Keene estimated that 15-20 historic cemeteries in North Smithfield remain abandoned.
One problem with the two highly visible plots located by Union, Keene said, is that old trees in both have started to lose limbs, presenting a hazard for volunteers.
“We’d like to trim the branches to make it safer,” Keene said.
“The other problem is the amount of leaves. Trying to move those things is a herculean effort,” he added. “It takes a lot of people a lot of time every year to move them. The blowers can only blow leaves so far. “
“We need a little help from the highway department,” Keene said, noting that the town’s DPW staff sometimes helps out with leaves currently, using a vacuum unit on a town dump truck.
Keene urged the council to have the town take control of the properties to provide authority for DPW employees to help with maintenance work that can’t be done by volunteers.
“People may say ‘why’s the town on private property?'” he said of the informal arrangement with DPW over the past few years.
He noted having the town take possession of the land will also help to provide a more permanent solution to the problem.
“It’s more likelihood for continuity,” Keene said. “People forget. You folks aren’t going to be here forever. Over time, it reverts back to the jungle it was five years ago.”
Councilor Paulette Hamilton asked about the town’s potential liability on the properties.
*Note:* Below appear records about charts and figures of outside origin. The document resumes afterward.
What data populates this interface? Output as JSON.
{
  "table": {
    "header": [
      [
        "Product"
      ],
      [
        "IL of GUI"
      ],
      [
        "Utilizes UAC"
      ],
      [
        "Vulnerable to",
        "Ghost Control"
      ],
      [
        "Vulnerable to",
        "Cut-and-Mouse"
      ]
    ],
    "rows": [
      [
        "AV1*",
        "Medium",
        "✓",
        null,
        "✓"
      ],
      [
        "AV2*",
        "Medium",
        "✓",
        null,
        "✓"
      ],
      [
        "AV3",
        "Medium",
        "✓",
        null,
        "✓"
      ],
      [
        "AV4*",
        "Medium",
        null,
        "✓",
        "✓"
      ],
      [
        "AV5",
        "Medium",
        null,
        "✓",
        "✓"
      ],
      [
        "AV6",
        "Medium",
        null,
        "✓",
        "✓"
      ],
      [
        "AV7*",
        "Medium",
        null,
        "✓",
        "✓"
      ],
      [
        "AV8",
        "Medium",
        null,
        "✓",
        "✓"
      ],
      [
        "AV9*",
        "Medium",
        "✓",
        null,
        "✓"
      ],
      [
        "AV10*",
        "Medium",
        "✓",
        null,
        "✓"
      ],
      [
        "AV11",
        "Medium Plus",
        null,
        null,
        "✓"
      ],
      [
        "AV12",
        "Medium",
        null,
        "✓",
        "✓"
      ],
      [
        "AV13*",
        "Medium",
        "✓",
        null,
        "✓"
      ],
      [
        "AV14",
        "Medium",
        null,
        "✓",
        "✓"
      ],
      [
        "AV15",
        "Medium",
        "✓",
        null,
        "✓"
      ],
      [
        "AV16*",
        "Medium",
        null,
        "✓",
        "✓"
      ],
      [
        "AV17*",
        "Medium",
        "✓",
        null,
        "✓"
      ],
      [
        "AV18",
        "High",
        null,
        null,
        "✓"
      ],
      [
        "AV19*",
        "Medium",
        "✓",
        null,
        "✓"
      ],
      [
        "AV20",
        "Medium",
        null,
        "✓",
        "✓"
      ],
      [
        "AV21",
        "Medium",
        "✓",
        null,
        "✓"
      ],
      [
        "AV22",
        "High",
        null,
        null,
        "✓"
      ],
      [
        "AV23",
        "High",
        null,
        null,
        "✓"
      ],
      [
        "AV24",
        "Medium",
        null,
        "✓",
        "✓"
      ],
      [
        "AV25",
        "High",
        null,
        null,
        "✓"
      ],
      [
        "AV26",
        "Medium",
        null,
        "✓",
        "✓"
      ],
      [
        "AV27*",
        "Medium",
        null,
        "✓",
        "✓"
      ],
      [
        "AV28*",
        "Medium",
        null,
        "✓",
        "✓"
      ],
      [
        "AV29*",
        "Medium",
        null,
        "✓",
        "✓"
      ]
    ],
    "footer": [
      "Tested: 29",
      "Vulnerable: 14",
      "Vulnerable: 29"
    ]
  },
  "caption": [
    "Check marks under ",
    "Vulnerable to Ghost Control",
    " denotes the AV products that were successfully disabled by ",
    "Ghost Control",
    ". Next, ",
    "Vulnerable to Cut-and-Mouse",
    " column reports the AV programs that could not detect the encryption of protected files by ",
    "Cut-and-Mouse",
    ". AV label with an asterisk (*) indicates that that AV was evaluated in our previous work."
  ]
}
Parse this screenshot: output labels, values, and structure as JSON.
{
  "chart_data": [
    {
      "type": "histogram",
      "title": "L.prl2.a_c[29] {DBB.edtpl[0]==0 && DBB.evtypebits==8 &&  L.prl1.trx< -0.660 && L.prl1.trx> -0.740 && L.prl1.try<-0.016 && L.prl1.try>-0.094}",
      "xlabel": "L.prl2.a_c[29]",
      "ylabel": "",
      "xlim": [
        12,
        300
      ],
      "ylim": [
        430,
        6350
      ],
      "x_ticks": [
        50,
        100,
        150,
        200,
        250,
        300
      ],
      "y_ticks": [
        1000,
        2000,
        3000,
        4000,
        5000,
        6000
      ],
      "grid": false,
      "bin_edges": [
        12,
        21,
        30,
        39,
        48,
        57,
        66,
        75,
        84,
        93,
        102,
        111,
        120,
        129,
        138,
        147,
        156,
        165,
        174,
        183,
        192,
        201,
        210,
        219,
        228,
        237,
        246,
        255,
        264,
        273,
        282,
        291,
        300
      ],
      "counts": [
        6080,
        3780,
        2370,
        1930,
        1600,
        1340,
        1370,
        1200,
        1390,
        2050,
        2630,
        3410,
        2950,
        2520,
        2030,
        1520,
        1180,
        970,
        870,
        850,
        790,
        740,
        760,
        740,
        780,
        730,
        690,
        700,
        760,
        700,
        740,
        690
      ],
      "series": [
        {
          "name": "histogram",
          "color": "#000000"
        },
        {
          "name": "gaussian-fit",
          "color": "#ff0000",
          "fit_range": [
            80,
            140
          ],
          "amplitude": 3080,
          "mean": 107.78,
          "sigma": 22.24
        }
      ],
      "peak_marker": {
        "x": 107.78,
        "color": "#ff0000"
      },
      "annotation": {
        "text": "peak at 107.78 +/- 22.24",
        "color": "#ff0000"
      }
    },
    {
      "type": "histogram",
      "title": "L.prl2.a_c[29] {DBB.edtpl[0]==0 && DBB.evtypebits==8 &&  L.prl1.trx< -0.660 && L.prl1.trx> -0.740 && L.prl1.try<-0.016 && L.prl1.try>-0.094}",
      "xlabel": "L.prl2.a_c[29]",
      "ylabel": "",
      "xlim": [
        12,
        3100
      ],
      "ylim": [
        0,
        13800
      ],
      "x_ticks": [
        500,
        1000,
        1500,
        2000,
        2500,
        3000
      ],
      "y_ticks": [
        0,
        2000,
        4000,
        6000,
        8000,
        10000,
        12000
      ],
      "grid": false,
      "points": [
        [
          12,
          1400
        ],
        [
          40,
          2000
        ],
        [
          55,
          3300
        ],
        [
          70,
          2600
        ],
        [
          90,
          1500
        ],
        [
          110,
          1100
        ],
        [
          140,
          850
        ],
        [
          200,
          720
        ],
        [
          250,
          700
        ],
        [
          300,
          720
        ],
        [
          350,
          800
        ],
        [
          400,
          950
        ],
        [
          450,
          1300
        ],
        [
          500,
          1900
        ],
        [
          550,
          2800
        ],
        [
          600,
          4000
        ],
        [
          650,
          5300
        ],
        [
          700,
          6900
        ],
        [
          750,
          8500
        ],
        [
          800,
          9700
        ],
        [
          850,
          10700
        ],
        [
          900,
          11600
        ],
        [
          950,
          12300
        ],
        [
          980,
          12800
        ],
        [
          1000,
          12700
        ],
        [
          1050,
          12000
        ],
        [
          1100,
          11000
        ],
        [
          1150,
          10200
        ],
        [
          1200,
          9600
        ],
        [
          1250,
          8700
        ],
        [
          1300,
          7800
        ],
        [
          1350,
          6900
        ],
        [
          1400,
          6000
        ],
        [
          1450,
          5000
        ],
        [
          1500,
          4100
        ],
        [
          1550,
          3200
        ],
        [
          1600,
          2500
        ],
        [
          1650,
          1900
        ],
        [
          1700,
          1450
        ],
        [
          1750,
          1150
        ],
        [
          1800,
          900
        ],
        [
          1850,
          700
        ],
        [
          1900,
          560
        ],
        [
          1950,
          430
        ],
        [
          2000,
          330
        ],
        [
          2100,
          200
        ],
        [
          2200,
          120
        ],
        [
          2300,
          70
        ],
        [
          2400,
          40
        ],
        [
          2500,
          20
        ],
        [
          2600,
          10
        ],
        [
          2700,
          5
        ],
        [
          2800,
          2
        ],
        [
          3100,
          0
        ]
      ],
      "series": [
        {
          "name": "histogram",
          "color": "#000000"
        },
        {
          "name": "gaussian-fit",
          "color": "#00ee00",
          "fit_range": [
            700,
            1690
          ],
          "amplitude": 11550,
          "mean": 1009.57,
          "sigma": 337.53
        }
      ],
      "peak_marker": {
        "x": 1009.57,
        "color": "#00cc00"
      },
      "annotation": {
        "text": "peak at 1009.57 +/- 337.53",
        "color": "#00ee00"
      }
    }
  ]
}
“State law provides protection from liability for volunteers who work in the cemeteries,” Keene said, noting that from town staff, the group only needs, “occasional assistance.”
“We have a great working relationship,” he said.
DPW Director Raymond Pendergast said his staff typically uses their down time to get the needed work done in a few hours.
“Rich will call me every now and then,” Pendergast said. “I have a hard time watching volunteers over the age of 60 & 70 lifting heavy equipment. I don’t have a problem with it. He doesn’t ask much.”
Keene noted that currently, there’s no owner of record for either of the lots.
Councilor John Beauregard questioned if residents would be in support of the action.
“I’m all for it, but what if somebody’s not?” asked Beauregard. “What if somebody in town pays taxes and they could care less about cleaning historic cemeteries. We’ll be sending our workers. I don’t know if that’s really fair.
“Some towns have taken possession of all of the historic cemeteries. They do all of the maintenance themselves,” Keene responded, noting that generally, people in North Smithfield seem to support preservation. “I don’t think what we’re asking to do is unreasonable. I don’t think there’s going to be an uprising. I think this is a pretty non-controversial issue.”
Councilors voted to take possession of the lots pending advertisement of the plan to ensure no one claims the properties.